I have decided choosing eight books is, in fact, far too difficult, so I am probably going to just do a longlist while I whittle them down to just eight. This may take some time.
I need some criteria.
Books I would want by my side are definitely those I would happy to read again and again and ones also that are nice and chunky. (I wasn’t planning on using them to fend off starvation, I think am assuming if I am stranded there for a long time there will be readily available delicious food, but if not I am definitely taking The Hunger Games because I will need all that great intel about catching and eating wild animals.)
I can't just have classics. I also need favourite current reads and one that I can happily re-read, and in children's books that definitely means something by Marcus Sedgwick or Meg Rosoff or Frank Cottrell Boyce.
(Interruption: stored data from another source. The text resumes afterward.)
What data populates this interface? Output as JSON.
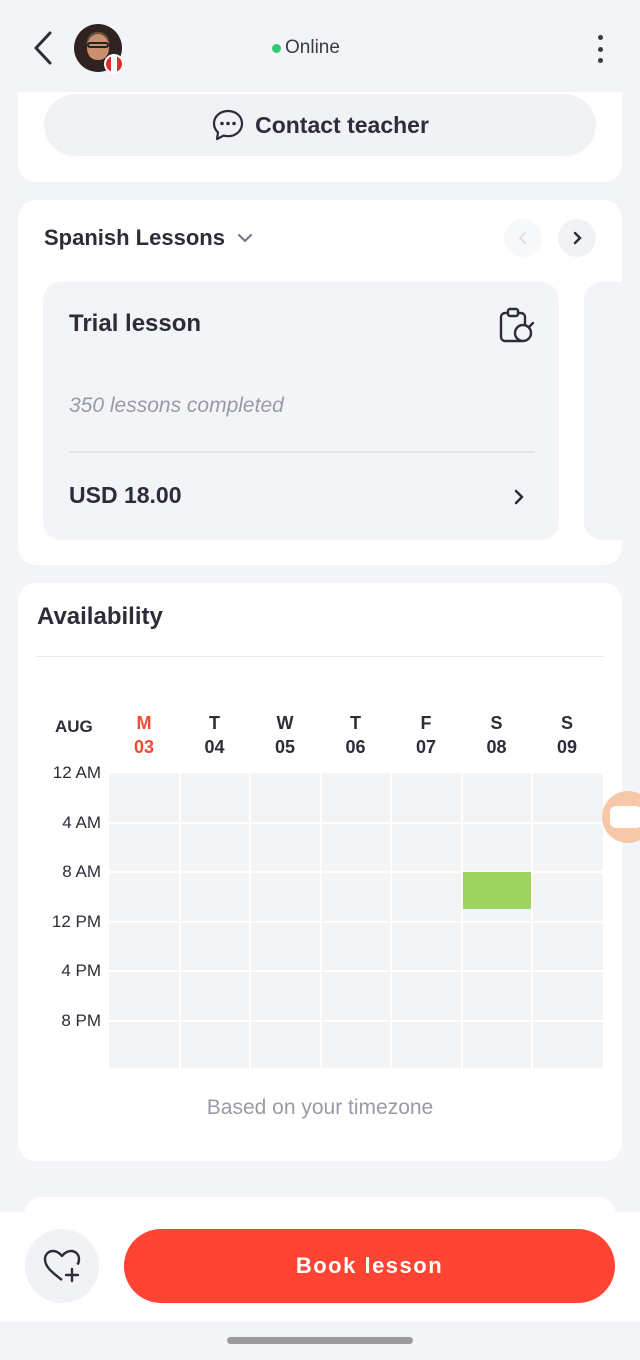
{
  "header": {
    "status_text": "Online",
    "status_color": "#2ecc71",
    "icons": {
      "back": "chevron-left-icon",
      "more": "more-vertical-icon",
      "flag": "canada-flag-icon"
    }
  },
  "contact": {
    "label": "Contact teacher",
    "icon": "chat-bubble-icon"
  },
  "lessons": {
    "subject": "Spanish Lessons",
    "items": [
      {
        "title": "Trial lesson",
        "completed": "350 lessons completed",
        "price": "USD 18.00",
        "icon": "clipboard-search-icon"
      }
    ]
  },
  "availability": {
    "title": "Availability",
    "month": "AUG",
    "days": [
      {
        "dow": "M",
        "date": "03",
        "today": true
      },
      {
        "dow": "T",
        "date": "04",
        "today": false
      },
      {
        "dow": "W",
        "date": "05",
        "today": false
      },
      {
        "dow": "T",
        "date": "06",
        "today": false
      },
      {
        "dow": "F",
        "date": "07",
        "today": false
      },
      {
        "dow": "S",
        "date": "08",
        "today": false
      },
      {
        "dow": "S",
        "date": "09",
        "today": false
      }
    ],
    "times": [
      "12 AM",
      "4 AM",
      "8 AM",
      "12 PM",
      "4 PM",
      "8 PM"
    ],
    "available_slots": [
      {
        "day": "08",
        "start": "8 AM",
        "end": "11 AM"
      }
    ],
    "available_color": "#9fd55f",
    "note": "Based on your timezone"
  },
  "footer": {
    "book_label": "Book lesson",
    "book_color": "#ff4433",
    "favorite_icon": "heart-plus-icon"
  }
}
I am thinking this might have to be ‘Broccoli Boy’ just because it is so unbeatably funny and I think I would need some humour on my desert island. I am pretty sure it will be ‘She is Not Invisible’ by Marcus Sedgwick, which is quite unlike his usual style, no whiff of the Gothic about it. But a sublimely good thriller with a main character who is blind and has to kidnap her younger brother to be her ‘eyes’ when she takes off to New York, convinced her father is in trouble. It also manages to be about maths, which is a superb achievement for a thriller and definitely is worth re-reading.
And talking of current favourites My most recent discovery are Jonathan Stroud’s totally brilliant and very scary ‘Lockwood and Co’ that I am recommending to anyone who will stand still long enough. I think I may have to take ‘The Hollow Boy’ because I haven’t read that one yet but I just know I am going to love it. Taking a book I haven’t read yet is going to be such a treat.
All right. Eight. Just eight.
I think it is going to be:
- Harry Potter and the Prisoner of Azkaban
- Skulduggery Pleasant Dark Days (because Valkyrie is so brave)
- She is not Invisible
- The Astounding Broccoli Boy
- Lockwood & Co: the Hollow Boy
- A classic, either ‘Bleak House’, ‘Rebecca’, ‘Persuasion’, or ‘Little Women’
- Charlie and the Chocolate Factory
I am nearly there.
Only, thinking of ‘Little Women’ does make me realise I only have UK authors on my list, which surely cannot be right.
I think I may just have to start all over again.